Once the A700 hit the tracks, the weirdness fully crystallized. This was not just a car; it was a rolling physics experiment. The signature features became legendary in the pits. Instead of a piston moving through oil, the rotary damper used a rotating vane inside a drum. The claim was that no shock towers meant a lower center of gravity, and the rotary action offered buttery-smooth damping that was immune to the stiction of traditional shocks. In later evolutions, they introduced a front gearbox that could float laterally, designed to decouple the front end from chassis flex and give insane steering feel on carpet. And while everyone else used plastic suspension arms, Awesomatix used carbon fiber ones. They looked fragile, but they were incredibly precise. The A700 went through a dizzying array of versions—EX, L, EXL, EVO, EVO II, EX2—each one tweaking the geometry, the materials, and the madness.
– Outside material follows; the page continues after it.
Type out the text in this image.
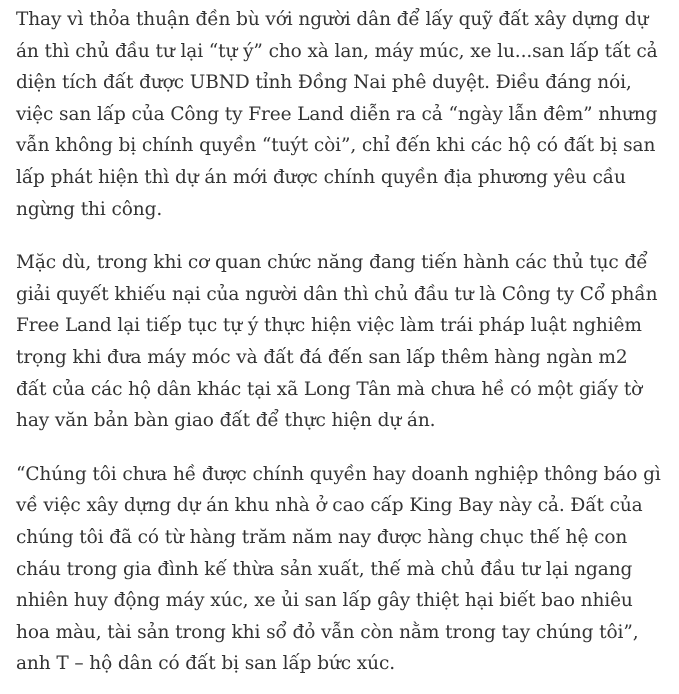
Thay vì thỏa thuận đền bù với người dân để lấy quỹ đất xây dựng dự án thì chủ đầu tư lại “tự ý” cho xà lan, máy múc, xe lu...san lấp tất cả diện tích đất được UBND tỉnh Đồng Nai phê duyệt. Điều đáng nói, việc san lấp của Công ty Free Land diễn ra cả “ngày lẫn đêm” nhưng vẫn không bị chính quyền “tuýt còi”, chỉ đến khi các hộ có đất bị san lấp phát hiện thì dự án mới được chính quyền địa phương yêu cầu ngừng thi công.

Mặc dù, trong khi cơ quan chức năng đang tiến hành các thủ tục để giải quyết khiếu nại của người dân thì chủ đầu tư là Công ty Cổ phần Free Land lại tiếp tục tự ý thực hiện việc làm trái pháp luật nghiêm trọng khi đưa máy móc và đất đá đến san lấp thêm hàng ngàn m2 đất của các hộ dân khác tại xã Long Tân mà chưa hề có một giấy tờ hay văn bản bàn giao đất để thực hiện dự án.

“Chúng tôi chưa hề được chính quyền hay doanh nghiệp thông báo gì về việc xây dựng dự án khu nhà ở cao cấp King Bay này cả. Đất của chúng tôi đã có từ hàng trăm năm nay được hàng chục thế hệ con cháu trong gia đình kế thừa sản xuất, thế mà chủ đầu tư lại ngang nhiên huy động máy xúc, xe ủi san lấp gây thiệt hại biết bao nhiêu hoa màu, tài sản trong khi sổ đỏ vẫn còn nằm trong tay chúng tôi”, anh T – hộ dân có đất bị san lấp bức xúc.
It was a car that rewarded the meticulous. If you were the type of hobbyist who loved building kits with calipers, tweak boards, and setup sheets, the A700 was paradise. If you just wanted to slap electronics in and go fast, it was a nightmare. It was polarizing, expensive, and absolutely brilliant.

By 2015, the RC world had changed. Brushless motors were getting ridiculously powerful, and the complexity of the shaft-drive A700 was becoming a limiting factor. The torsional effects Oleg had tried to tame were still there, lurking. So, Awesomatix did the unthinkable: they evolved. In late 2015, they released the A800. The forums erupted again because they had gone to belt drive. But true to form, they did it their way. The A800 kept the iconic rotary dampers and the ultra-low center of gravity philosophy but ditched the complex shaft for a simpler, lighter two-belt system. A racer testing the prototype summed it up perfectly: it was easier to drive and they were always faster. He also noted the key improvement: the car was easier to work on and cheaper to buy. The A800 was not a betrayal of the original vision; it was a maturation. It took all the wild, theoretical advantages of the A700 and wrapped them in a package that could actually compete with the mainstream Japanese and European heavyweights on a weekly basis.

Today, Awesomatix remains a boutique player. They are not Tamiya or XRAY; you will not find them in every local hobby shop. But they have a cult following for a reason. When you build an Awesomatix, you are not just assembling a kit. You are appreciating the work of a guy who looked at a touring car and asked why it had to look like that. The rotary dampers, the floating gearboxes, the carbon arms—they are not gimmicks. They are solutions to problems most manufacturers did not even bother to acknowledge. For the hobbyist, the brand represents the ultimate tinkerer’s machine. It is for the person who loves the engineering of RC just as much as the driving. It is quirky, it is complex, and when you get it dialed in, it is absolutely magical. From a grainy prototype photo in 2007 to winning races on carpet and asphalt today, Awesomatix proves that in a world of copy-paste designs, there is still room for a little madness. And for that, we hobbyists are eternally grateful.